News & Publications


November 5, 2018

Factsheet #4 – Importance of Structuring your Investment Exit


It is very important for investors/shareholders when participating into a new structure to identify and implement their exit strategy options, which will best safeguard their investment. Every shareholder must point out the entire spectrum of their investment from the very beginning, including the operation as well as the exit from the investment. The Cyprus Companies Act, Chapter 113 (the Companies Act) includes provisions to provide the required boundaries in order to protect a shareholder’s business relationships with other parties, such as pre-emption, tag-along and drag-along rights.

The Pre-emption Rights

Pre-emption clauses restrict shareholders from transferring shares within a private limited liability company. The Companies Act includes certain restrictive provisions when it comes to the transfer of shares, whereby existing shareholders are eligible to be offered the shares that a shareholder plans on transferring to a third party. In case where Pre-emption rights are attached into the shares held by a shareholder, such rights will be enforceable against all shareholders maintaining such shares within the company. Such rights may also be referred as rights of first refusal.

The Tag-Along & Drag-Along Rights

Pre-emption clauses may also be accompanied by more specific share transfer relevant provisions that aim to allow shareholders to exit from the company, subject to the application of certain requirements. Every shareholder can adhere to rights and options like the tag-along and drag- along options and usually such options/rights are outlined in a shareholder’s agreement and/or within the articles of association of the company. Such options will in effect give to each shareholder the right to agree or oppose to the entry of third parties into the company.

More particularly, the tag-along option will allow for example a minority shareholder to take part in a sale by a majority shareholder and receive the same share sale price. To this effect the minority shareholder will utilise the option to tag along with the majority shareholder’s share sale. The minority shareholder is benefited by this provision as he/she is entitled to sell the shares he/she owns when the majority shareholder wishes to exit from the investment. The minority shareholder can sell the shares under the same terms as the majority shareholder.

The drag-along option entitles for example the majority shareholder to obligate the remaining shareholders in accepting an offer made by a third party to buy all the share capital of the company. Therefore, in this circumstance, the remaining shareholders are forced into selling their shares at the same price as the majority shareholder. The aim of this option is to grant the majority shareholder with a quick exit from the company whereas the potential buyer of the shares will be eligible to buy the whole share capital of the company.

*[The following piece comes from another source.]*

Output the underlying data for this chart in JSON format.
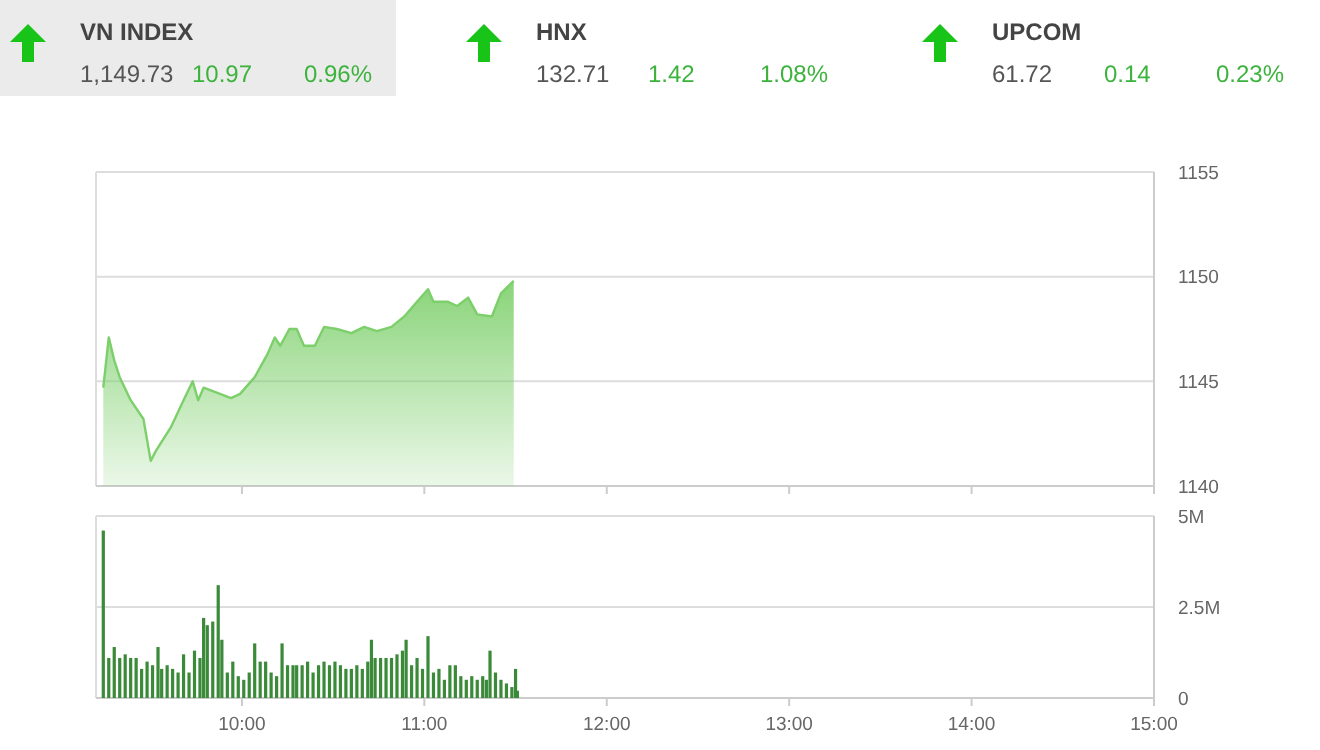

Moreover, this will give to the potential buyer a risk free investment opportunity, which may give rise when entering into an investment with other uncooperative shareholders.

All of the above options aim to provide equality amongst the shareholders of a company and hence smoothly regulate a smooth exit from the investment.

The Cyprus Courts recognise and will enforce pre-emption, tag-along as well as drag-along provisions which are stipulated in shareholders’ agreements.